The first stages of a pilot study intended to evaluate the way people drive, walk and bike on parts of south Willamette Street will officially start next week. During the week of May 29 – June 4, construction crews will restripe Willamette Street between 24th and 32th avenues, weather permitting.
Starting Monday, May 30, construction crews will prepare the road for lane restriping and start replacing markings at several crosswalks. A majority of the restriping will be completed Tuesday night, May 31, into Wednesday morning, June 1. In order to limit impacts to traffic, all of the work is scheduled to be completed at night and is expected to be finished by Thursday. Drivers are urged to slow down and exercise caution in the work zone.

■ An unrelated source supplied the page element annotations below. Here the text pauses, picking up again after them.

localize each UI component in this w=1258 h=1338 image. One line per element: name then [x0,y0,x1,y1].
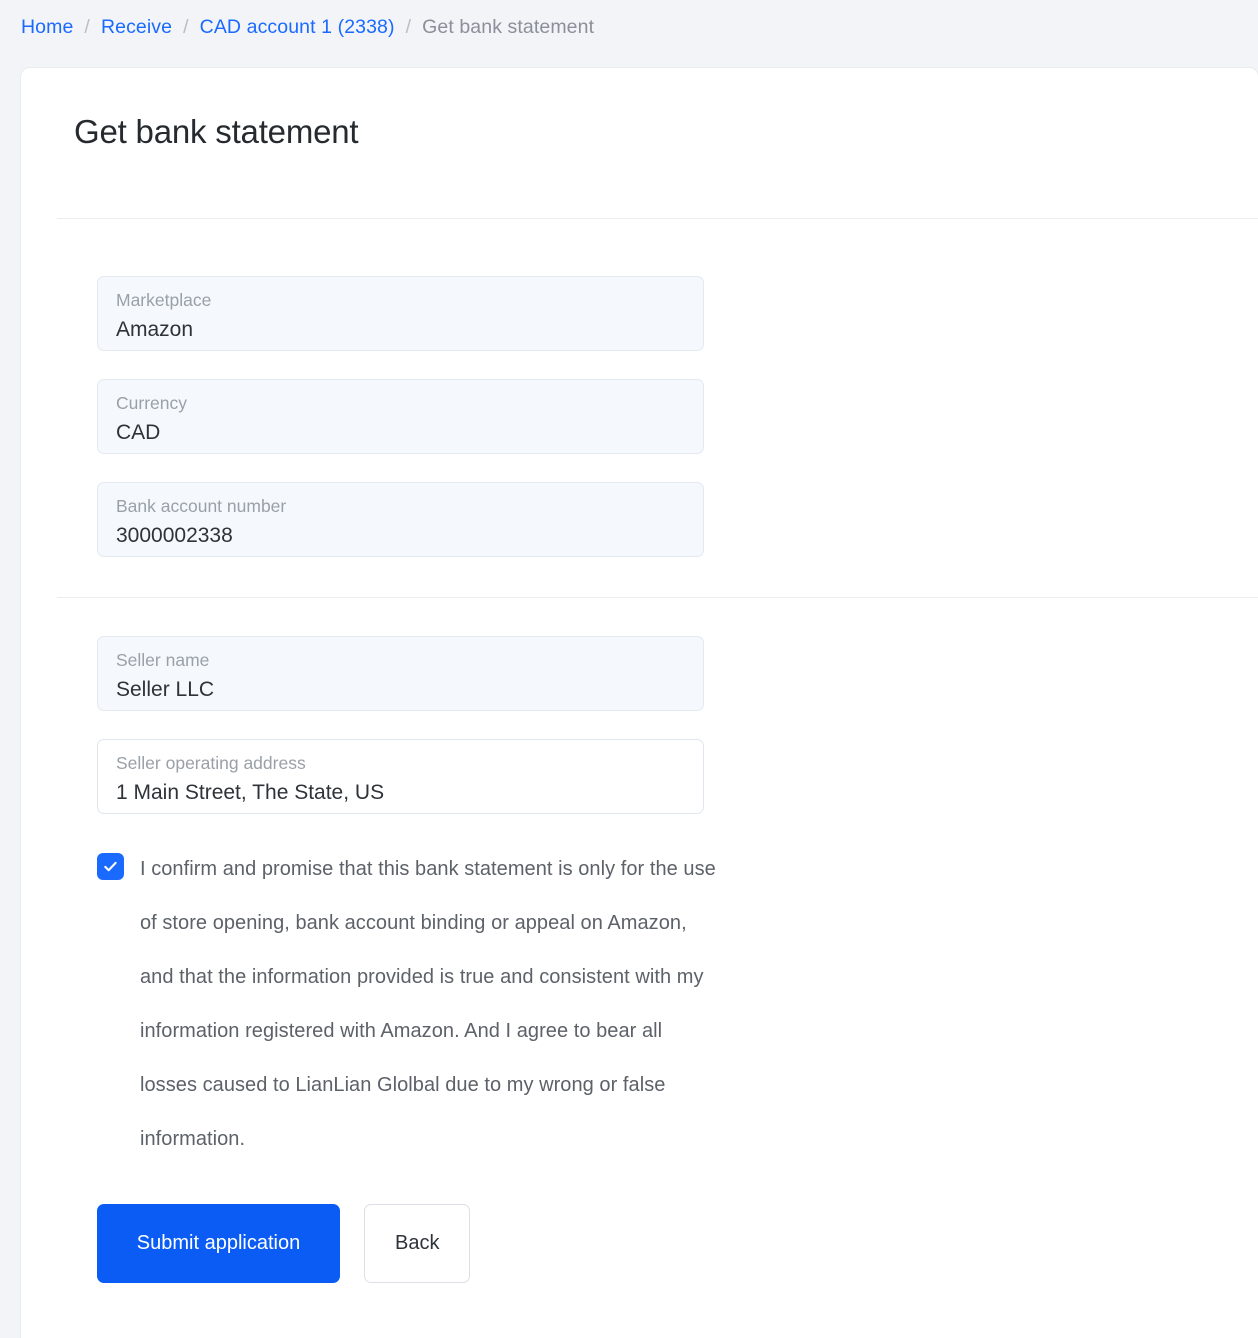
bank-account-number-label: Bank account number [116,495,287,516]
consent-text: I confirm and promise that this bank sta… [140,857,716,1150]
marketplace-value: Amazon [116,318,194,342]
back-button[interactable]: Back [364,1203,471,1283]
seller-info-section: Seller name Seller LLC Seller operating … [21,598,1258,1283]
check-icon [104,861,117,871]
seller-operating-address-value[interactable]: 1 Main Street, The State, US [116,779,703,806]
breadcrumb-item-home[interactable]: Home [21,16,73,39]
breadcrumb-separator: / [405,15,412,38]
breadcrumb-item-receive[interactable]: Receive [101,16,172,39]
content-card: Get bank statement Marketplace Amazon Cu… [21,68,1258,1338]
seller-name-label: Seller name [116,649,210,670]
breadcrumb-item-cad-account[interactable]: CAD account 1 (2338) [200,16,395,39]
breadcrumb: Home / Receive / CAD account 1 (2338) / … [0,0,1258,54]
bank-account-number-field[interactable]: Bank account number 3000002338 [97,481,704,557]
breadcrumb-separator: / [84,15,90,38]
card-header: Get bank statement [21,68,1258,152]
currency-value: CAD [116,421,161,445]
marketplace-field[interactable]: Marketplace Amazon [97,275,704,351]
page-title: Get bank statement [74,113,359,150]
consent-checkbox[interactable] [97,852,124,880]
bank-account-number-value: 3000002338 [116,524,233,548]
seller-operating-address-field[interactable]: Seller operating address 1 Main Street, … [97,738,704,814]
breadcrumb-separator: / [183,15,189,38]
breadcrumb-item-current: Get bank statement [422,15,595,38]
seller-name-value: Seller LLC [116,678,215,702]
submit-application-button[interactable]: Submit application [97,1203,340,1283]
consent-block: I confirm and promise that this bank sta… [97,842,717,1166]
action-buttons: Submit application Back [97,1203,1258,1283]
account-info-section: Marketplace Amazon Currency CAD Bank acc… [21,219,1258,557]
seller-operating-address-label: Seller operating address [116,752,306,773]
marketplace-label: Marketplace [116,289,212,310]
currency-label: Currency [116,392,187,413]
currency-field[interactable]: Currency CAD [97,378,704,454]
seller-name-field[interactable]: Seller name Seller LLC [97,635,704,711]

The pilot study calls for one travel lane in each direction, a center turn lane, and a bicycle lane in each direction. There will be an additional southbound travel lane in the vicinity of 29th Avenue. As part of the project, the traffic signal at 29th Avenue and the new traffic signal at the Woodfield Station entrance now include permissive left turns with a flashing yellow arrow. The flashing yellow arrow feature is new to the intersections and will allow drivers to make left turns at times when gaps are available in addition to the protected left turns when the green arrow is displayed.
This is the just the latest work on a long-term plan to determine the future of travel along this section of Willamette Street. For the last several months, Brown Construction has worked to widen parts of the street.

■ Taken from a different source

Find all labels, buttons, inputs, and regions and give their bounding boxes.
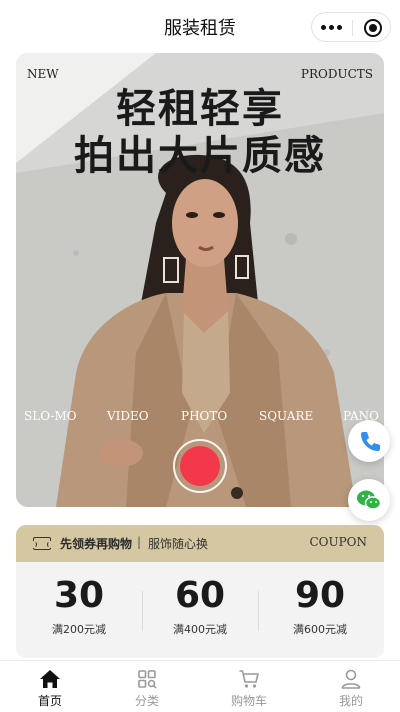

“We have an opportunity with the South Willamette Street Pilot Study to experience a new street configuration before making a permanent commitment,” said Chris Henry, Eugene Transportation Planning Engineer and project lead. “This pilot study affords us the opportunity to provide safe and accessible mobility for people along Willamette Street in any way they choose.”
Once the restriping is completed, City engineers will study the impacts of the changes for about a year. In the summer of 2017, they will then share the results with the City Council. Councilors could decide a permanent design for Willamette Street, ahead of a 2018 project to repave the street.